# HPLip/Cups/Ghostscript printer cartridge expiration date



## malavon (Apr 23, 2019)

For years I've been using my trusty HP Officejet Pro K550 from both Windows & FreeBSD.
Originally, the Windows drivers supplied by HP would check for expiration of ink cartridges while the FreeBSD (hplip) drivers didn't.
So, whenever my cartridges expired I just kept printing from FreeBSD. Since that's my main desktop and I only needed Windows for certain complex Office documents,
I could get by with printing to PDF, rebooting and then printing it in my trusty FreeBSD.
That was back in the Windows XP era. Nowadays, HP doesn't provide an official driver for Windows 7 but Microsoft has apparently incorporated a driver without any 
expiration check. So that problem was fixed when I switched to Windows 7. I was happy.

Cut to a few years later, now probably 5 years ago or so, the FreeBSD driver started having the same behaviour. In short, after sending something to my printer, it would just
stop printing after a few lines. This is the same behaviour as Windows XP had with the original HP driver. Windows 7 however prints perfectly fine.
So in short, the situation has now been reversed. The added annoyance is that I never boot my Windows unless I really have to whereas rebooting into FreeBSD before
was just common sense. I was going to use FreeBSD most likely after printing anyway.

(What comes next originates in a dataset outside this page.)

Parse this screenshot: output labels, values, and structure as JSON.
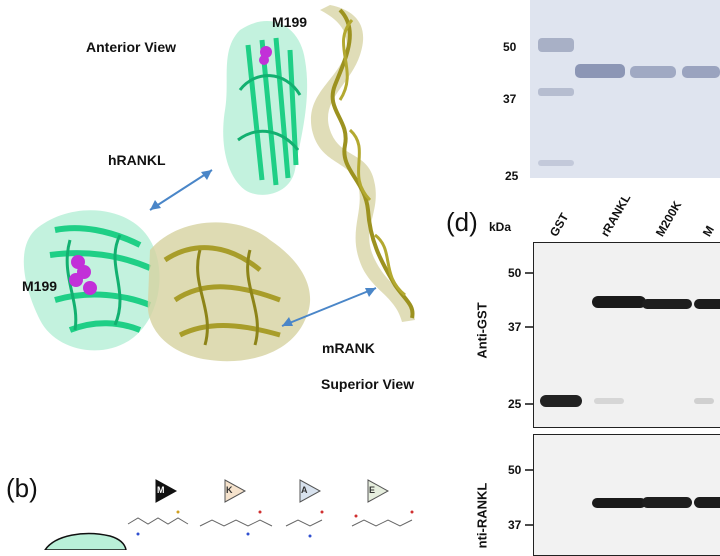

For years I've just accepted this behaviour, with some on-and-off searching through mailing lists, source code and stuff whenever I got annoyed. I never found out where 
this logic is actually located and how I could disable it.

Today I found out that my printer actually has an override in its firmware. All I needed to do is press and hold the power button, press the resume button 3 times and let go.
That's all. It only took me approximately 15 years to find this out. I am - apparently - textbook oblivious.

Just posting this in case I might help someone else or my future self, since I'm most likely going to forget this anyway


----------